# Gewässertiefe bestimmen



## angelfischer (22. Mai 2004)

Hallo,

wer kann mir Tipps geben, wie ich am einfachsten die Wassertiefe bestimme? Außerdem wie bebleie ich meinen Posen richtig?
Hoffe Ihr könnt mir da weiterhelfen.

angelfischer


----------



## petipet (22. Mai 2004)

*AW: Gewässertiefe bestimmen*

@angelfischer #h 

mit einem Lotblei die Wassertiefe. Ist Uralt, aber immer noch top. Zum Bebleien und austrahieren wäre mal zum Ausprobieren die eigene Badewanne gut.

Gruß...Peter


----------



## Borgon (22. Mai 2004)

*AW: Gewässertiefe bestimmen*

Die Firma Cormoran hat so ein Teil herausgebracht,das nennt sich Tiefenmesser(und ich hab mir den ******,ähm ich meine diese geniale Erfindung auch noch gekauft).Den hängt man einfach in die Schnur über die Pose,unten ein Lotblei ran.Nach dem Auswerfen und nachdem das Lotblei den Grund erreicht hat klappt der Tiefenmesser um und das Ding stellt sich auf der Schnur fest,jetzt hat man die Tiefe....So ist zumindest die Theorie,die Praxis sieht jedoch so aus dass das Teil beim Auswerfen abfliegt #q Also diese Alternative ist nicht zu empfehlen #d Am besten wirklich ganz konservativ mit Lotblei  #6


----------



## basswalt (22. Mai 2004)

*AW: Gewässertiefe bestimmen*

angelfischer,
musst mal schauen wieviel schnur deine rolle bei einer kurbelumdrehung einzieht. dann ein blei auf grund lassen. beim einholen kurbelumdrehungen zählen. schnureinzug mal umdrehungen und dann hast die ungefähre tiefe..
es gibt auch schnüre die alle paar meter die farbe wechseln. oder eben das gute alte lot.


----------



## René F (22. Mai 2004)

*AW: Gewässertiefe bestimmen*

@baswalt: das klappt aber nicht vom Ufer.

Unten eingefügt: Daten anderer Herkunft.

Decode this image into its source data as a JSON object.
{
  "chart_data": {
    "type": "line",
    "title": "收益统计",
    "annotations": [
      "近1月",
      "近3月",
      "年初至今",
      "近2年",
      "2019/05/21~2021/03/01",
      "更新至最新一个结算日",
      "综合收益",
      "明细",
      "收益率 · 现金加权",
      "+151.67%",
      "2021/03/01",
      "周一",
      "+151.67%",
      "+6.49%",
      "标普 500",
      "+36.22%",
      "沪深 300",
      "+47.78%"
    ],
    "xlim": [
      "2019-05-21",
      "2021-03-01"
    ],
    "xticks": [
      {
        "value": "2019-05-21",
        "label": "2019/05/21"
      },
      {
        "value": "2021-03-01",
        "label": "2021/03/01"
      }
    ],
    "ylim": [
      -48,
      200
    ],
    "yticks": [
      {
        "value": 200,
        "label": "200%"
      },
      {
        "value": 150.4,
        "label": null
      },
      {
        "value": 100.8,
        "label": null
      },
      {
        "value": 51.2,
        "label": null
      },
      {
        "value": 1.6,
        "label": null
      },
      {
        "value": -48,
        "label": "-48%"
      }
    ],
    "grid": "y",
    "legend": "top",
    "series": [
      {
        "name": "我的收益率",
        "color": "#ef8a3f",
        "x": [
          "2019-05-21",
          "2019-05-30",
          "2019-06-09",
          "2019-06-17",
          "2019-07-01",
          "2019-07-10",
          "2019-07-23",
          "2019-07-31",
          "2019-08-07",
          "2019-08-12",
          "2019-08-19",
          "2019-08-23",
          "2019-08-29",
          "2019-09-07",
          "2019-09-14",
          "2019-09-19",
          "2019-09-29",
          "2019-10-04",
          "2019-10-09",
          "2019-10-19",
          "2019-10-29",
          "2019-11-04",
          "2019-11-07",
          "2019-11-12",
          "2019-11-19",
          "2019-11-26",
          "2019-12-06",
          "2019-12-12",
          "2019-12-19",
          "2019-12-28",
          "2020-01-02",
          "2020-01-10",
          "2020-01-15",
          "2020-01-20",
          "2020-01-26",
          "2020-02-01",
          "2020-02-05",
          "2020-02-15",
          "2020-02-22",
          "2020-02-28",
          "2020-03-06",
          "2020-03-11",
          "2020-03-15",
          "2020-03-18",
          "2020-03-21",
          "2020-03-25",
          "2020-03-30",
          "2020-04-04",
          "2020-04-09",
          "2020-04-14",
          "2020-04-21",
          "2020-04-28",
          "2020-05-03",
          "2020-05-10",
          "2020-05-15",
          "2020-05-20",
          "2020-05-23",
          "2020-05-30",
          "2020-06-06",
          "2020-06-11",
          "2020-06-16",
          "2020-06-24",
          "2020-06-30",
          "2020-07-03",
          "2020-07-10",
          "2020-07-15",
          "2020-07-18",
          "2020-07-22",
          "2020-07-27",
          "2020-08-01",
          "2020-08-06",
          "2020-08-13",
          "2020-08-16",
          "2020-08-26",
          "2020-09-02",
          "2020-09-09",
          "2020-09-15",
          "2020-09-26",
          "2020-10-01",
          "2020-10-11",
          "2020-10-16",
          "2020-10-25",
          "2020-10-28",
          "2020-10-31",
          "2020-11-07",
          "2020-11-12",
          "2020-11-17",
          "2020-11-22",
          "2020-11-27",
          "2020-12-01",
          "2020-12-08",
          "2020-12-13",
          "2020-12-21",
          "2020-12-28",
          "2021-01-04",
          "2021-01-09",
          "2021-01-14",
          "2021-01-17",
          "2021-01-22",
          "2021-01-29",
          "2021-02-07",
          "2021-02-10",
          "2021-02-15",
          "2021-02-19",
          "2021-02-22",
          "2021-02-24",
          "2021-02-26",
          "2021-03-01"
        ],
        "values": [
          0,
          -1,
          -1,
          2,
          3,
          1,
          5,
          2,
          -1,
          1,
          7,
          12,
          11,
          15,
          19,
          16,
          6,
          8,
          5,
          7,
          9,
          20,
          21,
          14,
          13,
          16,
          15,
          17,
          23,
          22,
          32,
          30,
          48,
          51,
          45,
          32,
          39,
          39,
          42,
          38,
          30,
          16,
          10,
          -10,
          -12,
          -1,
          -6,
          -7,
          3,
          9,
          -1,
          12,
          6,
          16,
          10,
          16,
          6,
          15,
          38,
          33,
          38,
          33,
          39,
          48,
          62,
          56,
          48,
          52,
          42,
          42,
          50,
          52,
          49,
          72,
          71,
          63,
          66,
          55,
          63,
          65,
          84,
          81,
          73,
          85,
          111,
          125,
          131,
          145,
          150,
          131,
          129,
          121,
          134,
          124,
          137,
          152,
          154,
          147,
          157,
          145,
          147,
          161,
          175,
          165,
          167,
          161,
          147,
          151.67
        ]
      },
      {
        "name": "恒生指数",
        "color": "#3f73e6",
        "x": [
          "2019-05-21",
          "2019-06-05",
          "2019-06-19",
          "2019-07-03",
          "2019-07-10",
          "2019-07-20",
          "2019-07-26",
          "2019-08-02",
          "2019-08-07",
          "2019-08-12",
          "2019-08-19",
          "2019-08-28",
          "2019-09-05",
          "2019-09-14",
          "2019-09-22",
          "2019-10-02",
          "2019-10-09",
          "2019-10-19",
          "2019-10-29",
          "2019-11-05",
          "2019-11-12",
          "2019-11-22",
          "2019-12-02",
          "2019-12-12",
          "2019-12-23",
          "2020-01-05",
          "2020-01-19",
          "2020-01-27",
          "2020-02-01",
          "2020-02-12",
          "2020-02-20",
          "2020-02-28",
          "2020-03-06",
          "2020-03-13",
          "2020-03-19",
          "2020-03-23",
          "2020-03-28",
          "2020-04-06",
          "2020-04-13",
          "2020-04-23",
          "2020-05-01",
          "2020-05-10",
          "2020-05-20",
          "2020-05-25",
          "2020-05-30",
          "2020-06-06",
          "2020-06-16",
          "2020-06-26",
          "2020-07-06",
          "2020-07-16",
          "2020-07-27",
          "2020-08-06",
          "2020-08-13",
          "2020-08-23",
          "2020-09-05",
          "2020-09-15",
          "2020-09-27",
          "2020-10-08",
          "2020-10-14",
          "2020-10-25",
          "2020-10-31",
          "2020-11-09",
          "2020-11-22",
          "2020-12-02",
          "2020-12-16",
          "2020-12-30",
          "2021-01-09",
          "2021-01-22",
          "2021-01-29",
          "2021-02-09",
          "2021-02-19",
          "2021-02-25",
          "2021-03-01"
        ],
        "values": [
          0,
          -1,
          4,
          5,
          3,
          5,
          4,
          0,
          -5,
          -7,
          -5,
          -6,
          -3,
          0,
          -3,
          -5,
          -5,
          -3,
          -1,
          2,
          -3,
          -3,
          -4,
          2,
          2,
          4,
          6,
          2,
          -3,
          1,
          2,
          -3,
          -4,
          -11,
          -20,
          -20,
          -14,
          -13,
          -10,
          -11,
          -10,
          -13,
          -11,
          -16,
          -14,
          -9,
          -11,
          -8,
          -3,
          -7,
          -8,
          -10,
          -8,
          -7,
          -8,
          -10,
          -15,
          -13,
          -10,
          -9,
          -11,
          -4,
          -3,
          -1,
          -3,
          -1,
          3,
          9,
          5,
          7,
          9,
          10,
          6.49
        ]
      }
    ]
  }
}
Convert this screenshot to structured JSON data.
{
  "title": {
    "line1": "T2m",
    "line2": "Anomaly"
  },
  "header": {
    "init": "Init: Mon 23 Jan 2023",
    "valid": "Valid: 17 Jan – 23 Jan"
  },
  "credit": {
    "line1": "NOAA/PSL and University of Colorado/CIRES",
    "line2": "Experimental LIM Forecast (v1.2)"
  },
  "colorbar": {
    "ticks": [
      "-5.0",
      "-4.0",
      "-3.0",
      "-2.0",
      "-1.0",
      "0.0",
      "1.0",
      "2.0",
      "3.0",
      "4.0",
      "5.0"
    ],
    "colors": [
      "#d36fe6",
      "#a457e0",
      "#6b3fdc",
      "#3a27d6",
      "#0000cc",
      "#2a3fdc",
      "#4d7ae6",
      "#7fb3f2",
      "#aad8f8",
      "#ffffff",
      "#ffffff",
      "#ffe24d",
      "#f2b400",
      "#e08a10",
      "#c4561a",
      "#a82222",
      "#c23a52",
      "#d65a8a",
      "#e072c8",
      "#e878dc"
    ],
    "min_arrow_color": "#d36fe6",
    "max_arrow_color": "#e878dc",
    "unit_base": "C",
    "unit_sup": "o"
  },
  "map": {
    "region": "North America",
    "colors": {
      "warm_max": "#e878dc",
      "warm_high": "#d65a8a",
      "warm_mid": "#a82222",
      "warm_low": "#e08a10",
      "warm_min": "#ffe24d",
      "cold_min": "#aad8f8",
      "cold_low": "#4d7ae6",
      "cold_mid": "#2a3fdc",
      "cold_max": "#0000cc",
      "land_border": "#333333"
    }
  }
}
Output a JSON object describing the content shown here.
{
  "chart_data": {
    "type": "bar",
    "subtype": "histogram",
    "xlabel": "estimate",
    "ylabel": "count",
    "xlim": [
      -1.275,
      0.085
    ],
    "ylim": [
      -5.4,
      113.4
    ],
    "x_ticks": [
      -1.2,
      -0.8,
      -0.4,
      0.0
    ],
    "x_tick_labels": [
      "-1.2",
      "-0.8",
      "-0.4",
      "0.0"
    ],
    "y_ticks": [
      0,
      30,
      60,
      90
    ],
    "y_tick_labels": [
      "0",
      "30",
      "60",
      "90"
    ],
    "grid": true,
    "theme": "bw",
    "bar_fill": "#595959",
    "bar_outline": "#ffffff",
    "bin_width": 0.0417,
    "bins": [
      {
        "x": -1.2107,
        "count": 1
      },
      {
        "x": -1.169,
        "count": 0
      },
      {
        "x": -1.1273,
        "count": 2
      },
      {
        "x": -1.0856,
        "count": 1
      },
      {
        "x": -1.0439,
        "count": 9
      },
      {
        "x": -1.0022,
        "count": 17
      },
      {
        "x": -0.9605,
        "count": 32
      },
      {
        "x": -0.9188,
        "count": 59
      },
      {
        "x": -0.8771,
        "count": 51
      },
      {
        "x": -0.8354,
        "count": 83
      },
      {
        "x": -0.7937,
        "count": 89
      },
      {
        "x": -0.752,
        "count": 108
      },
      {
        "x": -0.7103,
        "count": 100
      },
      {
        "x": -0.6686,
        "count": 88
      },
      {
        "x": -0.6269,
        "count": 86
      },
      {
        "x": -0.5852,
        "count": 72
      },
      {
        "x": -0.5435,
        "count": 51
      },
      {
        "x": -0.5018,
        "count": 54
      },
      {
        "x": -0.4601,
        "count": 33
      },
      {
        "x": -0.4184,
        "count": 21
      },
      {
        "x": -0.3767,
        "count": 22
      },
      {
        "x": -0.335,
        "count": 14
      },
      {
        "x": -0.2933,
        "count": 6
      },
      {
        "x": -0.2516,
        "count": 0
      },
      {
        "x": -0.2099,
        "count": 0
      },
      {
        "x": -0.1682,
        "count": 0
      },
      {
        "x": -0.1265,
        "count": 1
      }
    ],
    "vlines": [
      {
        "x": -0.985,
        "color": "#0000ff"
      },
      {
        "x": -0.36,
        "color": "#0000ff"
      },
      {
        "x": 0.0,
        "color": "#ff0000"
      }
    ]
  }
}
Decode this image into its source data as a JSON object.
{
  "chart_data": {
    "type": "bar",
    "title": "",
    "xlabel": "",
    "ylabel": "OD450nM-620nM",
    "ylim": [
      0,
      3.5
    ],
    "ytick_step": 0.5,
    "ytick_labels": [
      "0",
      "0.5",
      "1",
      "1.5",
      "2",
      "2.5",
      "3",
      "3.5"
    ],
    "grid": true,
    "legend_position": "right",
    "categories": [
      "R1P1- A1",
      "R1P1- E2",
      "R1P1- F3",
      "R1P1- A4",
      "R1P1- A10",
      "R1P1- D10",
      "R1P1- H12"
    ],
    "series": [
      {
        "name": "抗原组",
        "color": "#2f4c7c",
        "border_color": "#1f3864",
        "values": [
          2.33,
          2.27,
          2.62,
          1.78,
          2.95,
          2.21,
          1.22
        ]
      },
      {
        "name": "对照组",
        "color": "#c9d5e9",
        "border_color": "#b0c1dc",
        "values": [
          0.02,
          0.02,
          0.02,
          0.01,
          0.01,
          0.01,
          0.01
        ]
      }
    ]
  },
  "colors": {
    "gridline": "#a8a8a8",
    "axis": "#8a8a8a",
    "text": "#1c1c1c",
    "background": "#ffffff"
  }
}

Mein Opa hatte sich seine Tiefenmesser selber gebaut. Haben sehr gut funktioniert.
Mal sehen, ob ich so´n Ding nachbauen kann. wenn´s klappt, werde ich es ins Bastlerforum stellen.


----------



## Buntbarsch (24. Mai 2004)

*AW: Gewässertiefe bestimmen*

ähm..........sagt mal...............mit so nem lotblei..........wie mach mann desch#c ????ich habs einfach immer mit ner pose und verschiedenen tiefen einstellungen versucht.(eine tiefe einstellen,wenn die pose noch steht dann tiefer stellen,wenn die pose dann liegt die tiefeneinstellung wieder leicht nach oben bis die pose wieder steht)anders kenn ichs nich.


----------



## fishing-willi (24. Mai 2004)

*AW: Gewässertiefe bestimmen*

also du hast deine fertige montage  mit haken und allem (ohne köder), dann befestigst du direkt am haken ein klemmblei oder lotblei, so dass die pose untergeht!dann verschiebst du deinen schnurstopper solange bis sie pose n klitzekleines stück ausm wasser guggt, dann hast du die exakte tiefe!ist eigendlich ganz einfach, und bringt mehr fisch!


----------



## René F (24. Mai 2004)

*AW: Gewässertiefe bestimmen*

Habe gerade die Beschreibung eines selbstgebauten Tiefenmessers ins Forum gestellt. Klickst du hier.


----------



## anglermeister17 (27. Mai 2004)

*AW: Gewässertiefe bestimmen*

Wer nicht lot, ist ein Idi.. uralter Anglerspruch, so alt wie die methode des Lotens selbst, es gibt einfach nichts verlässlicheres, du kaufst dir einfach ein 10-20g schweres Blei, hängst es an den Haken, und sofern das Gewicht des Bleis die Tragkraft des Schwimmers übersteigt, kann man exakt die Gewässertiefe bestimmen.. einfach GENIAL!!!
KOF!!!


----------



## schnorchel0815 (27. Mai 2004)

*AW: Gewässertiefe bestimmen*

Hallo!!  Auf welche Art Fische möchtest du denn gehen? Was für Gewässer befischt du? Beim Stippen z.B. lotet man nämlich teilweise ein wenig anders und am See kann das loten ganz anders ausfallen als z.B.am Kanal!!#c 





			
				angelfischer schrieb:
			
		

> Hallo,
> 
> wer kann mir Tipps geben, wie ich am einfachsten die Wassertiefe bestimme? Außerdem wie bebleie ich meinen Posen richtig?
> Hoffe Ihr könnt mir da weiterhelfen.
> ...


----------